- Проснулась, да? Ну и дрыхнешь же ты!
Стоя на нижней ступеньке лесенки, Маринка заглядывала на печку. Ее большие зеленоватые, русалочьи глаза смотрели на Дину участливо.
- А мы тебя тут поджарили. Я Сашке говорю: "Давай хлеб в пекарне возьмем", а она: "Тесто куда денем? Сырым съешь?" Вот и поджарили. Зажарилась, да?
- Ничего, - ответила Дина, выбираясь из-под одеяла.
Печка дышала жаром, рубашка прилипла к взмокшей спине. В кухне было светло, вовсю светило солнце.
- Ой, мокрая вся! - Маринка шершавой ладошкой провела по Дининой щеке. - Купаться пойдешь? Я тебя до речки провожу и сама скупнусь. Ладно?
- Ладно.
Маринка соскочила с лесенки и на одной ноге, держа больную на весу, допрыгала до табуретки, села.
- Перевяжи, а? А то прошлый раз мне мама перевязывала, да она у нас в район за лекарствами уехала. А Сашке я не дамся.
- Сейчас.
Дина слезла с печки, натянула на себя платье и, опустившись на колени возле Маринки, принялась перебинтовывать ей ногу.

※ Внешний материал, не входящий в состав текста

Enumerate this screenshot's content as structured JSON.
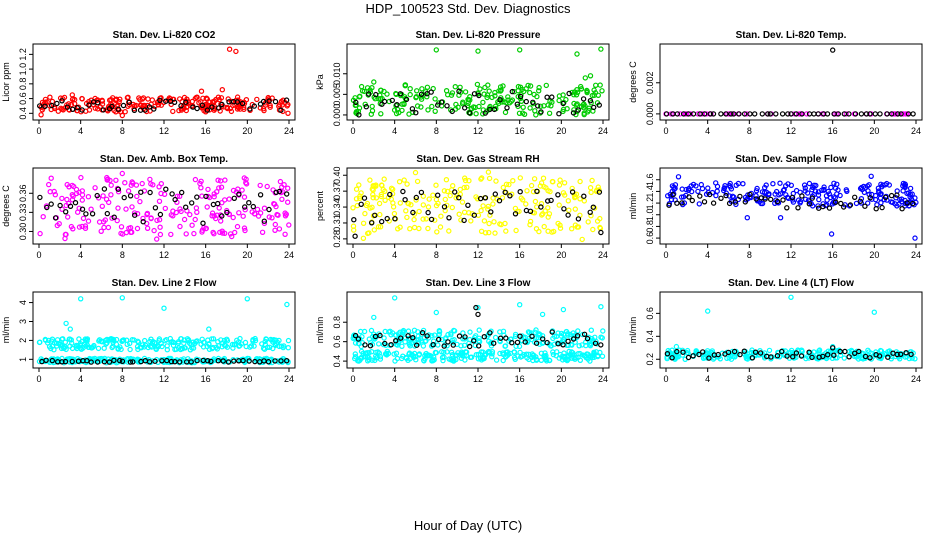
{
  "figure": {
    "title": "HDP_100523  Std. Dev. Diagnostics",
    "xlabel": "Hour of Day (UTC)"
  },
  "chart_data": [
    {
      "type": "scatter",
      "title": "Stan. Dev. Li-820 CO2",
      "xlabel": "",
      "ylabel": "Licor ppm",
      "xlim": [
        0,
        24
      ],
      "xticks": [
        "0",
        "4",
        "8",
        "12",
        "16",
        "20",
        "24"
      ],
      "ylim": [
        0.35,
        1.3
      ],
      "yticks": [
        "0.4",
        "0.6",
        "0.8",
        "1.0",
        "1.2"
      ],
      "color": "#ff0000",
      "series": [
        {
          "name": "all",
          "color": "#ff0000",
          "band": [
            0.42,
            0.62
          ],
          "x": [
            18.3,
            18.9,
            17.6,
            15.6,
            8.0,
            0.2,
            3.2,
            23.9
          ],
          "y": [
            1.27,
            1.24,
            0.72,
            0.7,
            0.37,
            0.38,
            0.65,
            0.4
          ]
        },
        {
          "name": "hourly",
          "color": "#000000",
          "band": [
            0.44,
            0.58
          ],
          "x": [],
          "y": []
        }
      ]
    },
    {
      "type": "scatter",
      "title": "Stan. Dev. Li-820 Pressure",
      "xlabel": "",
      "ylabel": "kPa",
      "xlim": [
        0,
        24
      ],
      "xticks": [
        "0",
        "4",
        "8",
        "12",
        "16",
        "20",
        "24"
      ],
      "ylim": [
        -0.0005,
        0.0165
      ],
      "yticks": [
        "0.000",
        "0.005",
        "0.010"
      ],
      "color": "#00cc00",
      "series": [
        {
          "name": "all",
          "color": "#00cc00",
          "band": [
            0.0,
            0.0075
          ],
          "x": [
            8.0,
            12.0,
            16.0,
            21.5,
            23.8,
            22.3,
            22.8,
            2.0
          ],
          "y": [
            0.0158,
            0.0155,
            0.0158,
            0.0148,
            0.016,
            0.009,
            0.0095,
            0.008
          ]
        },
        {
          "name": "hourly",
          "color": "#000000",
          "band": [
            0.0,
            0.006
          ],
          "x": [],
          "y": []
        }
      ]
    },
    {
      "type": "scatter",
      "title": "Stan. Dev. Li-820 Temp.",
      "xlabel": "",
      "ylabel": "degrees C",
      "xlim": [
        0,
        24
      ],
      "xticks": [
        "0",
        "4",
        "8",
        "12",
        "16",
        "20",
        "24"
      ],
      "ylim": [
        -0.0002,
        0.0043
      ],
      "yticks": [
        "0.000",
        "0.002"
      ],
      "color": "#ff00ff",
      "series": [
        {
          "name": "all",
          "color": "#ff00ff",
          "band": [
            0.0,
            0.0
          ],
          "x": [
            0.0
          ],
          "y": [
            0.0
          ]
        },
        {
          "name": "hourly",
          "color": "#000000",
          "band": [
            0.0,
            0.0
          ],
          "x": [
            16.0
          ],
          "y": [
            0.0041
          ]
        }
      ]
    },
    {
      "type": "scatter",
      "title": "Stan. Dev. Amb. Box Temp.",
      "xlabel": "",
      "ylabel": "degrees C",
      "xlim": [
        0,
        24
      ],
      "xticks": [
        "0",
        "4",
        "8",
        "12",
        "16",
        "20",
        "24"
      ],
      "ylim": [
        0.285,
        0.395
      ],
      "yticks": [
        "0.30",
        "0.33",
        "0.36"
      ],
      "color": "#ff00ff",
      "series": [
        {
          "name": "all",
          "color": "#ff00ff",
          "band": [
            0.295,
            0.385
          ],
          "x": [
            8.0,
            2.5,
            11.3,
            18.5
          ],
          "y": [
            0.391,
            0.289,
            0.288,
            0.292
          ]
        },
        {
          "name": "hourly",
          "color": "#000000",
          "band": [
            0.31,
            0.37
          ],
          "x": [],
          "y": []
        }
      ]
    },
    {
      "type": "scatter",
      "title": "Stan. Dev. Gas Stream RH",
      "xlabel": "",
      "ylabel": "percent",
      "xlim": [
        0,
        24
      ],
      "xticks": [
        "0",
        "4",
        "8",
        "12",
        "16",
        "20",
        "24"
      ],
      "ylim": [
        0.276,
        0.408
      ],
      "yticks": [
        "0.28",
        "0.31",
        "0.34",
        "0.37",
        "0.40"
      ],
      "color": "#ffff00",
      "series": [
        {
          "name": "all",
          "color": "#ffff00",
          "band": [
            0.29,
            0.395
          ],
          "x": [
            6.0,
            13.0,
            1.0,
            22.0
          ],
          "y": [
            0.405,
            0.406,
            0.281,
            0.279
          ]
        },
        {
          "name": "hourly",
          "color": "#000000",
          "band": [
            0.31,
            0.37
          ],
          "x": [
            0.2,
            23.8
          ],
          "y": [
            0.285,
            0.292
          ]
        }
      ]
    },
    {
      "type": "scatter",
      "title": "Stan. Dev. Sample Flow",
      "xlabel": "",
      "ylabel": "ml/min",
      "xlim": [
        0,
        24
      ],
      "xticks": [
        "0",
        "4",
        "8",
        "12",
        "16",
        "20",
        "24"
      ],
      "ylim": [
        0.55,
        1.75
      ],
      "yticks": [
        "0.6",
        "0.8",
        "1.0",
        "1.2",
        "1.4",
        "1.6"
      ],
      "color": "#0000ff",
      "series": [
        {
          "name": "all",
          "color": "#0000ff",
          "band": [
            1.15,
            1.55
          ],
          "x": [
            15.9,
            23.9,
            1.2,
            19.7,
            7.8,
            11.0
          ],
          "y": [
            0.67,
            0.6,
            1.65,
            1.66,
            0.95,
            0.95
          ]
        },
        {
          "name": "hourly",
          "color": "#000000",
          "band": [
            1.1,
            1.35
          ],
          "x": [],
          "y": []
        }
      ]
    },
    {
      "type": "scatter",
      "title": "Stan. Dev. Line 2 Flow",
      "xlabel": "",
      "ylabel": "ml/min",
      "xlim": [
        0,
        24
      ],
      "xticks": [
        "0",
        "4",
        "8",
        "12",
        "16",
        "20",
        "24"
      ],
      "ylim": [
        0.7,
        4.4
      ],
      "yticks": [
        "1",
        "2",
        "3",
        "4"
      ],
      "color": "#00ffff",
      "series": [
        {
          "name": "upper",
          "color": "#00ffff",
          "band": [
            1.5,
            2.1
          ],
          "x": [
            4.0,
            8.0,
            12.0,
            20.0,
            23.8,
            2.6,
            3.0,
            16.3
          ],
          "y": [
            4.2,
            4.25,
            3.7,
            4.2,
            3.9,
            2.9,
            2.6,
            2.6
          ]
        },
        {
          "name": "lower",
          "color": "#00ffff",
          "band": [
            0.82,
            1.05
          ],
          "x": [],
          "y": []
        },
        {
          "name": "hourly",
          "color": "#000000",
          "band": [
            0.85,
            0.95
          ],
          "x": [],
          "y": []
        }
      ]
    },
    {
      "type": "scatter",
      "title": "Stan. Dev. Line 3 Flow",
      "xlabel": "",
      "ylabel": "ml/min",
      "xlim": [
        0,
        24
      ],
      "xticks": [
        "0",
        "4",
        "8",
        "12",
        "16",
        "20",
        "24"
      ],
      "ylim": [
        0.36,
        1.08
      ],
      "yticks": [
        "0.4",
        "0.6",
        "0.8"
      ],
      "color": "#00ffff",
      "series": [
        {
          "name": "upper",
          "color": "#00ffff",
          "band": [
            0.55,
            0.72
          ],
          "x": [
            4.0,
            16.0,
            23.8,
            12.0,
            8.0,
            20.2,
            2.0,
            18.2
          ],
          "y": [
            1.05,
            0.98,
            0.96,
            0.95,
            0.9,
            0.93,
            0.85,
            0.88
          ]
        },
        {
          "name": "lower",
          "color": "#00ffff",
          "band": [
            0.4,
            0.5
          ],
          "x": [],
          "y": []
        },
        {
          "name": "hourly",
          "color": "#000000",
          "band": [
            0.55,
            0.7
          ],
          "x": [
            11.8,
            12.0
          ],
          "y": [
            0.95,
            0.88
          ]
        }
      ]
    },
    {
      "type": "scatter",
      "title": "Stan. Dev. Line 4 (LT) Flow",
      "xlabel": "",
      "ylabel": "ml/min",
      "xlim": [
        0,
        24
      ],
      "xticks": [
        "0",
        "4",
        "8",
        "12",
        "16",
        "20",
        "24"
      ],
      "ylim": [
        0.15,
        0.76
      ],
      "yticks": [
        "0.2",
        "0.4",
        "0.6"
      ],
      "color": "#00ffff",
      "series": [
        {
          "name": "all",
          "color": "#00ffff",
          "band": [
            0.2,
            0.28
          ],
          "x": [
            4.0,
            20.0,
            12.0,
            16.0,
            1.0
          ],
          "y": [
            0.62,
            0.61,
            0.74,
            0.31,
            0.31
          ]
        },
        {
          "name": "hourly",
          "color": "#000000",
          "band": [
            0.21,
            0.27
          ],
          "x": [
            16.0
          ],
          "y": [
            0.3
          ]
        }
      ]
    }
  ]
}
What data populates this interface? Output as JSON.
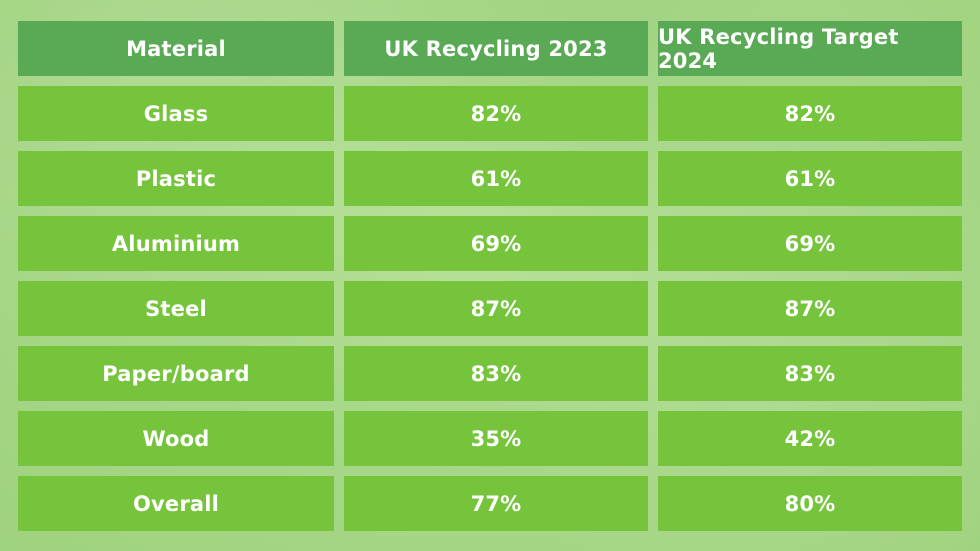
{
  "chart_data": {
    "type": "table",
    "columns": [
      "Material",
      "UK Recycling 2023",
      "UK Recycling Target 2024"
    ],
    "rows": [
      [
        "Glass",
        "82%",
        "82%"
      ],
      [
        "Plastic",
        "61%",
        "61%"
      ],
      [
        "Aluminium",
        "69%",
        "69%"
      ],
      [
        "Steel",
        "87%",
        "87%"
      ],
      [
        "Paper/board",
        "83%",
        "83%"
      ],
      [
        "Wood",
        "35%",
        "42%"
      ],
      [
        "Overall",
        "77%",
        "80%"
      ]
    ]
  },
  "colors": {
    "header_bg": "#5aaa55",
    "cell_bg": "#76c43c",
    "page_bg": "#a8d88a",
    "text": "#ffffff"
  }
}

Маринка вздохнула, еще раз дотронулась ладошкой до Дининого лица и сказала:
- Ты не беспокойся. Папа все выяснит. Он все знает. Вот приедет и выяснит. А Сашку ты не слушай. Мы сейчас купаться пойдем, а потом обедать. А потом я тебя к нашим огуречным девчонкам поведу. А завтрак ты проспала, соня.
- Я не спала, - сказала Дина, - я просыпалась. Я даже слыхала, как вы за завтраком беспокоились о Барбансоне. И чего он вам дался, этот Барбансон!
- Еще как дался! - пожаловалась Маринка. - Он сумасшедший. Он может что-нибудь учудить по дороге. Барбансоном-то его из-за дедушки назвали, а у него от дедушки-то ничего и не осталось - ни породы, ни характера. Дедушка-то у него спокойный был. - Маринка вздохнула. - А уж с бугра-то он обязательно понесет.
- С какого бугра? - тихо спросила Дина.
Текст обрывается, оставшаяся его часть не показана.